Step 3: Find The Most Specific Date

Prefer a posted or updated date tied to the page. If you only see a year in a footer, treat it as copyright, not a publish date. When the page has both “published” and “updated,” follow your course rule on which to use.

Step 4: Record The Site Name As The Container

Use the site name that the page itself presents, not a guess based on the domain. A page can sit on a larger platform but belong to a distinct publisher or lab.

Step 5: Decide On Access Date Use

If your course asks for access dates for all web sources, record the date you viewed the page and use it each time. If your course asks for access dates only when no date exists, record access dates for those sources only.

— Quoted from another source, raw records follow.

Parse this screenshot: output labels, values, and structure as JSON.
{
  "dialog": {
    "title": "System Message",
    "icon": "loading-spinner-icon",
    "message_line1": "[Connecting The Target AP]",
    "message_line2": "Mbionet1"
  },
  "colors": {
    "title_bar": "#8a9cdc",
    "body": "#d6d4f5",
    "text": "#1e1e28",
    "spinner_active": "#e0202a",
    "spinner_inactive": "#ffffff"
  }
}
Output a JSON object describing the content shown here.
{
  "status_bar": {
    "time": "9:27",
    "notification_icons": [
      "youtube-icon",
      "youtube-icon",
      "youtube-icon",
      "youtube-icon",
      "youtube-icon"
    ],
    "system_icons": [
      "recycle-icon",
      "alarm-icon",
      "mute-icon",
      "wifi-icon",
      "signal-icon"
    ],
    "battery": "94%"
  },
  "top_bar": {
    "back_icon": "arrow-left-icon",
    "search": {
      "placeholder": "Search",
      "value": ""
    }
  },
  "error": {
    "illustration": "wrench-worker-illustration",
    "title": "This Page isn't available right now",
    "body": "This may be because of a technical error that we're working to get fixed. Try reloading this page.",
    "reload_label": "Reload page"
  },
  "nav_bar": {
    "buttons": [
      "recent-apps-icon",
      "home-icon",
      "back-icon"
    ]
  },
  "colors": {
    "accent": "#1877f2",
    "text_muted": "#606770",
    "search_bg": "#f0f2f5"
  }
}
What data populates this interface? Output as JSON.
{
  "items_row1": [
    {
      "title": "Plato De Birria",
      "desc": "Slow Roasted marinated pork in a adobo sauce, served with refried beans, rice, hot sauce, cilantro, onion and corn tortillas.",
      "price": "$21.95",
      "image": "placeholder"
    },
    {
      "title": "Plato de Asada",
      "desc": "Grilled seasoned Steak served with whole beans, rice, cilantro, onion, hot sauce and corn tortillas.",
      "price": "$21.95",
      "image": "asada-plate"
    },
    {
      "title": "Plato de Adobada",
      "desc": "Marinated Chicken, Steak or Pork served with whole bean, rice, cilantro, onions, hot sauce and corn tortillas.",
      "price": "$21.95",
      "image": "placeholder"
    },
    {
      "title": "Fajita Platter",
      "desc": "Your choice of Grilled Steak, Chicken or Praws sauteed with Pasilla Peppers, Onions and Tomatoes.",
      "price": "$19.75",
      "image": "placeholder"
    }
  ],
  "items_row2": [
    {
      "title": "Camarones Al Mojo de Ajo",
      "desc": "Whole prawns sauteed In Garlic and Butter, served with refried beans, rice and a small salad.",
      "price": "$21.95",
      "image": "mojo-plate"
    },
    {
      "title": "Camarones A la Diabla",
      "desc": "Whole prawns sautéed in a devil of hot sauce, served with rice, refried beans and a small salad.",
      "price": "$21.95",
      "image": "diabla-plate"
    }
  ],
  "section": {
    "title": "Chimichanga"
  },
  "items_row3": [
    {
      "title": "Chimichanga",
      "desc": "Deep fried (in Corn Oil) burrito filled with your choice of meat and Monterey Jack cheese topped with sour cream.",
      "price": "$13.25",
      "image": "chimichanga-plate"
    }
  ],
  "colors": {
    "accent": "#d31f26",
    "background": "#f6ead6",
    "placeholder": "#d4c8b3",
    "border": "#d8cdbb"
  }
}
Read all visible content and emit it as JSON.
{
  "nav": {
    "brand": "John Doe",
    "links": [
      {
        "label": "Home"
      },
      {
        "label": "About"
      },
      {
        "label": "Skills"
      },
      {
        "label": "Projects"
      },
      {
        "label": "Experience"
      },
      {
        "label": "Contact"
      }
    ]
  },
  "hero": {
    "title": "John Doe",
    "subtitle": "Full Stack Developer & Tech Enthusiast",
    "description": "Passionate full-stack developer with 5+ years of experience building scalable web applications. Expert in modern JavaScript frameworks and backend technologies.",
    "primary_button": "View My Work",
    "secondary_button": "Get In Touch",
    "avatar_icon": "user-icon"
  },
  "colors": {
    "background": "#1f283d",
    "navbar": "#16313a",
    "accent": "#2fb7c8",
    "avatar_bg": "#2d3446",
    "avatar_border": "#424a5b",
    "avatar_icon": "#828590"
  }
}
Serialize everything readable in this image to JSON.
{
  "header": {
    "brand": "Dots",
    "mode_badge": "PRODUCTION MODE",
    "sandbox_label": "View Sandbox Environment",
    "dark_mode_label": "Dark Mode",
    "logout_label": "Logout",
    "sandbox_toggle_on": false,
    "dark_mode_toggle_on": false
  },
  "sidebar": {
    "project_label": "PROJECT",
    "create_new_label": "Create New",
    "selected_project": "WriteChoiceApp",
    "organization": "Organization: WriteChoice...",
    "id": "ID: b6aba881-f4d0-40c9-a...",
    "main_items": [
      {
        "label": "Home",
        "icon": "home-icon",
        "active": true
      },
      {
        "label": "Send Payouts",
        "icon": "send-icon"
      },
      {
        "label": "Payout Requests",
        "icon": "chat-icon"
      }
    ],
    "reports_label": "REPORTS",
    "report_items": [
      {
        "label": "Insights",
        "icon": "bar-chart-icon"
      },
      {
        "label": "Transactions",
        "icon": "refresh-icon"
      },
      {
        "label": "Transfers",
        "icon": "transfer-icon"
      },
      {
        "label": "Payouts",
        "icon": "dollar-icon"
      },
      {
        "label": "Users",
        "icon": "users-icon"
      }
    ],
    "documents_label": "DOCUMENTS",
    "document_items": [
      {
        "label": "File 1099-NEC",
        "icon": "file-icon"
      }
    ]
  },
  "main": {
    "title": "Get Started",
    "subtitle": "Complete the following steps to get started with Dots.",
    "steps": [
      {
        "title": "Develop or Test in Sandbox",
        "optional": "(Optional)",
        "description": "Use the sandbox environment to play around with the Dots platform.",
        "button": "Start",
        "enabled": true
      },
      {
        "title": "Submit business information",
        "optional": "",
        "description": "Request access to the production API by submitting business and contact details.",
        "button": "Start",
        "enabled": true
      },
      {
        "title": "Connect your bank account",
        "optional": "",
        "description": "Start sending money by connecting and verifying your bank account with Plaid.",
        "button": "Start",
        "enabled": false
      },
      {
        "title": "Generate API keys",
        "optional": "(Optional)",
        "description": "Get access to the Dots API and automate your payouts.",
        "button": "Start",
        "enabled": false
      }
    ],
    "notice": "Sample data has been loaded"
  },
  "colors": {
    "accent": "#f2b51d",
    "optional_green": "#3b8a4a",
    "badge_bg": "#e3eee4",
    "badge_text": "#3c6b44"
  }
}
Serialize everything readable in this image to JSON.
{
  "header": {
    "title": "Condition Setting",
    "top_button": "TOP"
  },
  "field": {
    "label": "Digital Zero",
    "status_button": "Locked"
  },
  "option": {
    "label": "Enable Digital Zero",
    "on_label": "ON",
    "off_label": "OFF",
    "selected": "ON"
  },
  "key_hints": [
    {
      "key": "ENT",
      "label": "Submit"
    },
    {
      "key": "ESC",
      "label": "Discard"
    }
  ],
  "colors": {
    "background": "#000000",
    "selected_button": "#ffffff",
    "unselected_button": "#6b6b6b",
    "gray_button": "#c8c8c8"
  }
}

Table Checks Before You Submit

Check What To Verify Fast Fix
System match Only one Chicago system is used across the full paper Revise all markers to the same system
Title fidelity Page title matches the page headline you used Copy the headline; shorten only in repeat notes
Author accuracy Author is tied to the page, not guessed from the site Use byline; if none, start with title or group
Date rule Date choice matches your class rule and stays consistent Use updated date only if your course wants it
Locator honesty No invented page numbers for web pages Use para. or section labels only when present
URL works Link opens the exact page you used Remove tracking pieces if the clean link still loads
Repeat sources Short titles and short notes stay consistent Pick one short form and use it every time

Chicago Website Citation Patterns You Can Reuse

These are patterns, not filled-in citations. Replace the placeholders with your source details and keep the punctuation the same.

Notes And Bibliography Patterns

  • Full note: FirstName LastName, “Title of Web Page,” Site Name, Month Day, Year, URL.
  • Short note: LastName, “Short Title,” URL.
  • Bibliography: LastName, FirstName. “Title of Web Page.” Site Name. Month Day, Year. URL.

Author-Date Patterns

  • In text: (LastName 2024)
  • In text with locator: (LastName 2024, para. 5)
  • Reference list: LastName, FirstName. 2024. “Title of Web Page.” Site Name. Month Day, Year. URL.

Common Website Citation Errors

Most problems come from one of three habits: mixing systems, copying the wrong date, or using the domain as the author. Fixing these keeps your work clean without adding extra lines.

Mixing Note Numbers With Author-Year Parentheses

If your paper has footnotes, your body text should not also carry author-year parentheses. If your paper uses Author-Date, your body text should not carry note numbers. Pick the system once and keep it steady.

Using A Footer Copyright Year As A Page Date

A footer year is usually for the site as a whole. It is not proof that your page was published that year. Use a date that appears on the page you used, or follow your class rule for pages with no date.

Letting A Citation Tool Run The Show

Citation generators can save typing, but they often miss site names, italic rules, or updated dates. Use them to collect data, then edit the output into the Chicago pattern your class expects.

Before you submit, scan your draft for every sentence that uses a web source. Each borrowed idea should have the right marker, and each marker should point to a full note or a full reference list entry. If you do that last sweep, your in text citation chicago style website work will read clean and match Chicago expectations today.